To use most SFP+'s with Intel NICs, one has to load ixgbe with allow_unsupported_sfp=1 due to Intel's wanking. Ultimately this isn't a huge deal, but it's still an instance of corporate crap needlessly complicating Free software.


Super annoying behavior indeed.

But thanks to open source, being able to look at the driver and understanding how that SFP check is done, some people at the Serve The Home forum were able to figure out which EEPROM bit needs to be flipped for these cards to accept any and all SFP modules: https://forums.servethehome.com/index.php?threads/patching-i...

I saw that and wrote an automated patcher as a quick python hack to automate that: https://gist.github.com/ixs/dbaac42730dea9bd124f26cbd439c58e


Another popular solution in an environment where you might have to support six different vendors' equipment, some of which is closed source (juniper, etc) and demands certain SFP+ EEPROM codes, from one pool of spare equipment, is to purchase the optics with blank eeproms and a coding box to write the vendor ID code onto them over i2c bus as needed. There's four or five transceiver companies I can think of now which provide the solution to do that.


Don Becker suggests otherwise.


Don Becker had the advantage of working for NASA, a.k.a. the federal government, where everything is automatically public domain. Even classified information developed by the U.S. government isn't copyrighted, it just isn't available (to me, and probably not to you). We owe a great debt of gratitude to Mr. Becker as a true public servant.


That's an interesting point, and one of which I'm well aware.

It wasn't the point being raised, however, which addressed knowledge requirements of writing network interface drivers.



Oh wow... thats a blast from the past.. Wonder what he's up to?

/me runs off to google


If they want to control it they can create their own repo and distribute it on their website. If it's going in the Linux kernel tree it should not be subject to single-handed decisions by a corporation.


This person can also quit IBM, therefore being subject to no contractual obligation, and then change the "IBM Power SRIOV Virtual NIC Device Driver" entirely free of constraint as long as their code pass review. IBM has no control over the code, only the people it pays to change it.
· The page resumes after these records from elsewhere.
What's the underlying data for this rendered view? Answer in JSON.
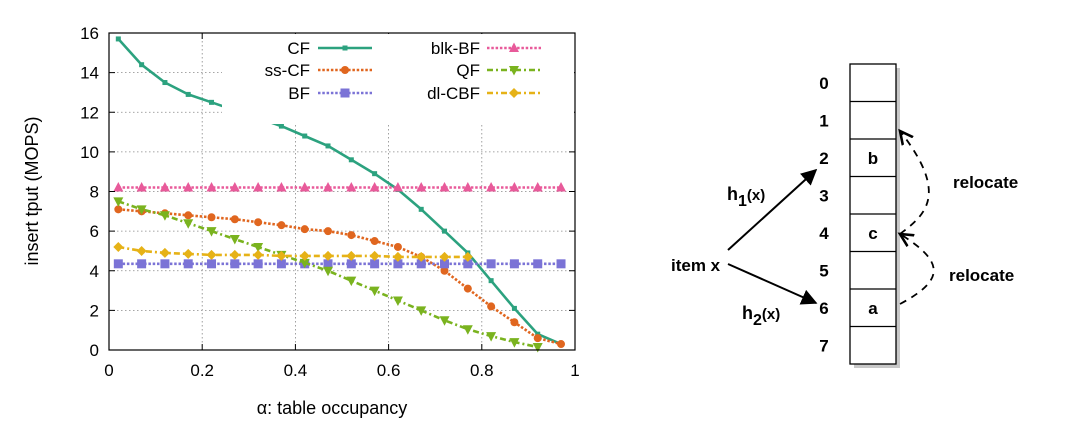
{
  "chart_data": {
    "type": "line",
    "title": "",
    "xlabel": "α: table occupancy",
    "ylabel": "insert tput (MOPS)",
    "xlim": [
      0,
      1
    ],
    "ylim": [
      0,
      16
    ],
    "xticks": [
      "0",
      "0.2",
      "0.4",
      "0.6",
      "0.8",
      "1"
    ],
    "yticks": [
      "0",
      "2",
      "4",
      "6",
      "8",
      "10",
      "12",
      "14",
      "16"
    ],
    "grid": true,
    "legend": "top-right",
    "series": [
      {
        "name": "CF",
        "color": "#2ca27f",
        "marker": "square-small",
        "dash": "solid",
        "x": [
          0.02,
          0.07,
          0.12,
          0.17,
          0.22,
          0.27,
          0.32,
          0.37,
          0.42,
          0.47,
          0.52,
          0.57,
          0.62,
          0.67,
          0.72,
          0.77,
          0.82,
          0.87,
          0.92,
          0.97
        ],
        "y": [
          15.7,
          14.4,
          13.5,
          12.9,
          12.5,
          12.1,
          11.7,
          11.3,
          10.8,
          10.3,
          9.6,
          8.9,
          8.1,
          7.1,
          6.0,
          4.9,
          3.5,
          2.1,
          0.8,
          0.3
        ]
      },
      {
        "name": "ss-CF",
        "color": "#e0661f",
        "marker": "circle",
        "dash": "dotted",
        "x": [
          0.02,
          0.07,
          0.12,
          0.17,
          0.22,
          0.27,
          0.32,
          0.37,
          0.42,
          0.47,
          0.52,
          0.57,
          0.62,
          0.67,
          0.72,
          0.77,
          0.82,
          0.87,
          0.92,
          0.97
        ],
        "y": [
          7.1,
          7.0,
          6.9,
          6.8,
          6.7,
          6.6,
          6.45,
          6.3,
          6.1,
          6.0,
          5.8,
          5.5,
          5.2,
          4.7,
          4.0,
          3.1,
          2.2,
          1.4,
          0.6,
          0.3
        ]
      },
      {
        "name": "BF",
        "color": "#7b73d6",
        "marker": "square",
        "dash": "dotted",
        "x": [
          0.02,
          0.07,
          0.12,
          0.17,
          0.22,
          0.27,
          0.32,
          0.37,
          0.42,
          0.47,
          0.52,
          0.57,
          0.62,
          0.67,
          0.72,
          0.77,
          0.82,
          0.87,
          0.92,
          0.97
        ],
        "y": [
          4.35,
          4.35,
          4.35,
          4.35,
          4.35,
          4.35,
          4.35,
          4.35,
          4.35,
          4.35,
          4.35,
          4.35,
          4.35,
          4.35,
          4.35,
          4.35,
          4.35,
          4.35,
          4.35,
          4.35
        ]
      },
      {
        "name": "blk-BF",
        "color": "#e85a9a",
        "marker": "triangle-up",
        "dash": "dotted",
        "x": [
          0.02,
          0.07,
          0.12,
          0.17,
          0.22,
          0.27,
          0.32,
          0.37,
          0.42,
          0.47,
          0.52,
          0.57,
          0.62,
          0.67,
          0.72,
          0.77,
          0.82,
          0.87,
          0.92,
          0.97
        ],
        "y": [
          8.2,
          8.2,
          8.2,
          8.2,
          8.2,
          8.2,
          8.2,
          8.2,
          8.2,
          8.2,
          8.2,
          8.2,
          8.2,
          8.2,
          8.2,
          8.2,
          8.2,
          8.2,
          8.2,
          8.2
        ]
      },
      {
        "name": "QF",
        "color": "#7ab31f",
        "marker": "triangle-down",
        "dash": "dashdot",
        "x": [
          0.02,
          0.07,
          0.12,
          0.17,
          0.22,
          0.27,
          0.32,
          0.37,
          0.42,
          0.47,
          0.52,
          0.57,
          0.62,
          0.67,
          0.72,
          0.77,
          0.82,
          0.87,
          0.92
        ],
        "y": [
          7.5,
          7.1,
          6.8,
          6.4,
          6.0,
          5.6,
          5.2,
          4.8,
          4.4,
          4.0,
          3.5,
          3.0,
          2.5,
          2.0,
          1.5,
          1.05,
          0.7,
          0.4,
          0.15
        ]
      },
      {
        "name": "dl-CBF",
        "color": "#e6b217",
        "marker": "diamond",
        "dash": "dashdot",
        "x": [
          0.02,
          0.07,
          0.12,
          0.17,
          0.22,
          0.27,
          0.32,
          0.37,
          0.42,
          0.47,
          0.52,
          0.57,
          0.62,
          0.67,
          0.72,
          0.77
        ],
        "y": [
          5.2,
          5.0,
          4.9,
          4.85,
          4.8,
          4.8,
          4.8,
          4.75,
          4.75,
          4.75,
          4.75,
          4.75,
          4.7,
          4.7,
          4.7,
          4.7
        ]
      }
    ]
  },
  "diagram": {
    "slots": [
      "0",
      "1",
      "2",
      "3",
      "4",
      "5",
      "6",
      "7"
    ],
    "cells": {
      "2": "b",
      "4": "c",
      "6": "a"
    },
    "item_label": "item x",
    "h1": {
      "base": "h",
      "sub": "1",
      "arg": "(x)"
    },
    "h2": {
      "base": "h",
      "sub": "2",
      "arg": "(x)"
    },
    "relocate_labels": [
      "relocate",
      "relocate"
    ]
  }
}
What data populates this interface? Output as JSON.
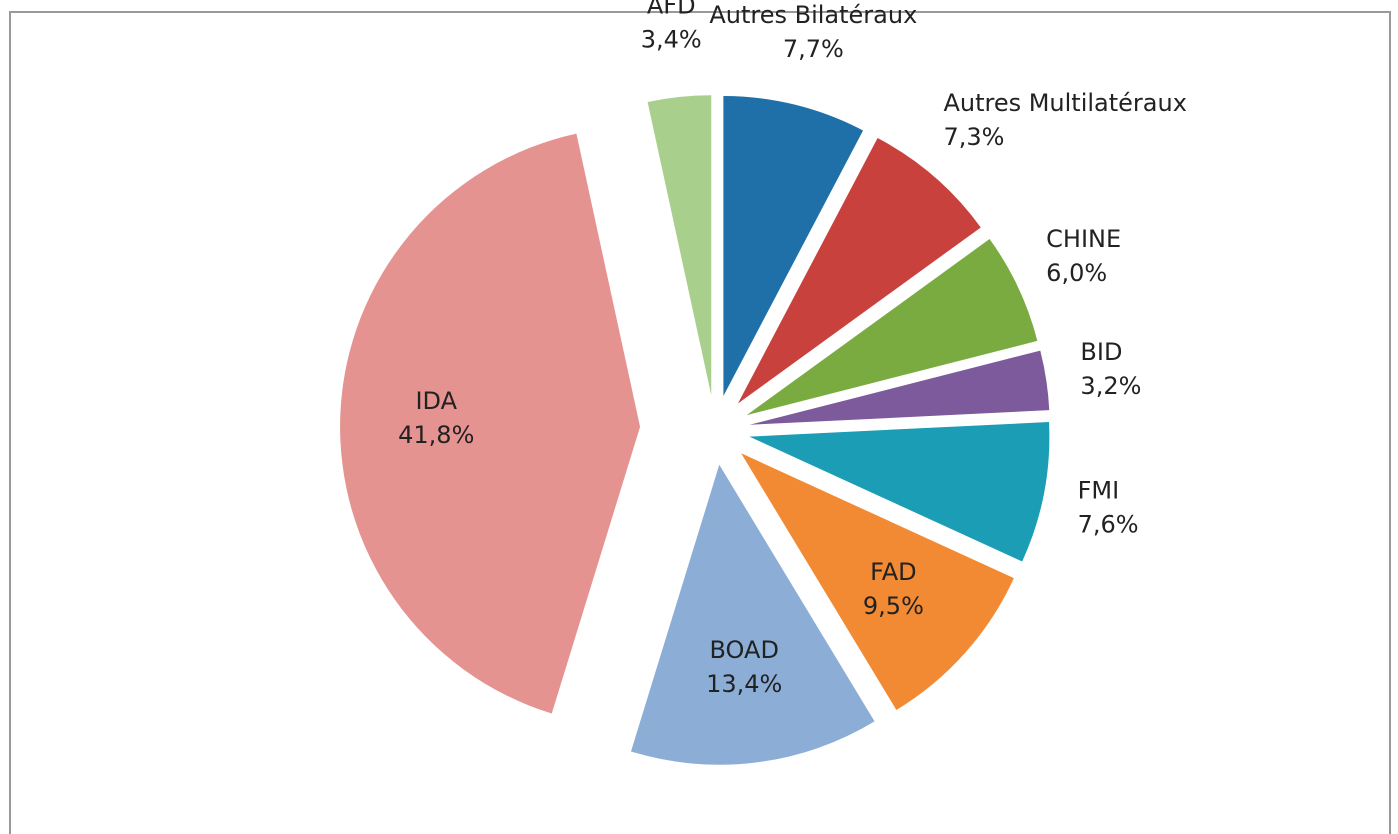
{
  "chart_data": {
    "type": "pie",
    "categories": [
      "Autres Bilatéraux",
      "Autres Multilatéraux",
      "CHINE",
      "BID",
      "FMI",
      "FAD",
      "BOAD",
      "IDA",
      "AFD"
    ],
    "values": [
      7.7,
      7.3,
      6.0,
      3.2,
      7.6,
      9.5,
      13.4,
      41.8,
      3.4
    ],
    "value_labels": [
      "7,7%",
      "7,3%",
      "6,0%",
      "3,2%",
      "7,6%",
      "9,5%",
      "13,4%",
      "41,8%",
      "3,4%"
    ],
    "colors": [
      "#1f6fa8",
      "#c9413d",
      "#7aab41",
      "#7d5a9c",
      "#1a9db5",
      "#f28a33",
      "#8caed6",
      "#e59391",
      "#a9cf8d"
    ]
  }
}
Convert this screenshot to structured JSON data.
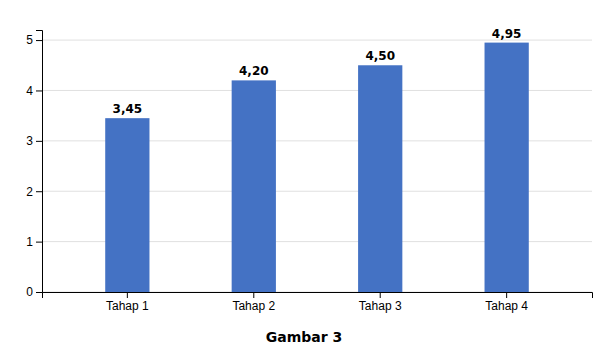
{
  "chart_data": {
    "type": "bar",
    "title": "Gambar 3",
    "categories": [
      "Tahap 1",
      "Tahap 2",
      "Tahap 3",
      "Tahap 4"
    ],
    "values": [
      3.45,
      4.2,
      4.5,
      4.95
    ],
    "value_labels": [
      "3,45",
      "4,20",
      "4,50",
      "4,95"
    ],
    "color": "#4472C4",
    "ylim": [
      0,
      5.2
    ],
    "yticks": [
      0,
      1,
      2,
      3,
      4,
      5
    ],
    "grid": true,
    "data_labels": true
  }
}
That's not quite right. If IBM is listed as maintainers for this driver, then any patches would necessarily go through them to end up in the mainline tree. And they could decide to reject patches from the person in question.

Although if this happened and legitimate code was rejected by IBM, what could happen is a community backlash against IBM as a maintainer and the code could enter that way.


People higher up the directory tree can effectively override subdirectory maintainers, all the way up to Linus at the top.


> This person can also quit IBM, therefore being subject to no contractual obligation, and then change the "IBM Power SRIOV Virtual NIC Device Driver" entirely free

I'd assume the person has received confidential information about the IBM technology in question during his employment. Of course the Linux driver is open source so it cannot be a business secret. But typically there is much more knowledge than just the Linux source code. Using business secrets after your employment is most likely enforcable in many legislations. Damages or criminal charges or both.


That's a fair point about clean room implementation. However, I can see IBM shooting themselves in the foot suing a kernel developer over an email address change, if said developer quits beforehand.

Such an action would only decrease developer goodwill towards IBM. Needless to say, IBM is already not one of the "cool" companies to work for.


not really.

there is this stipulation of using a clean room in which to introduce your idea in order not to be sued for “stealing” intellectual property.

And often times, the same person cannot be used in that clean room.


Nonsensical yes, but it would also be pretty awesome.


That being said, the last thing I would do is work with something related to this company without being paid for it.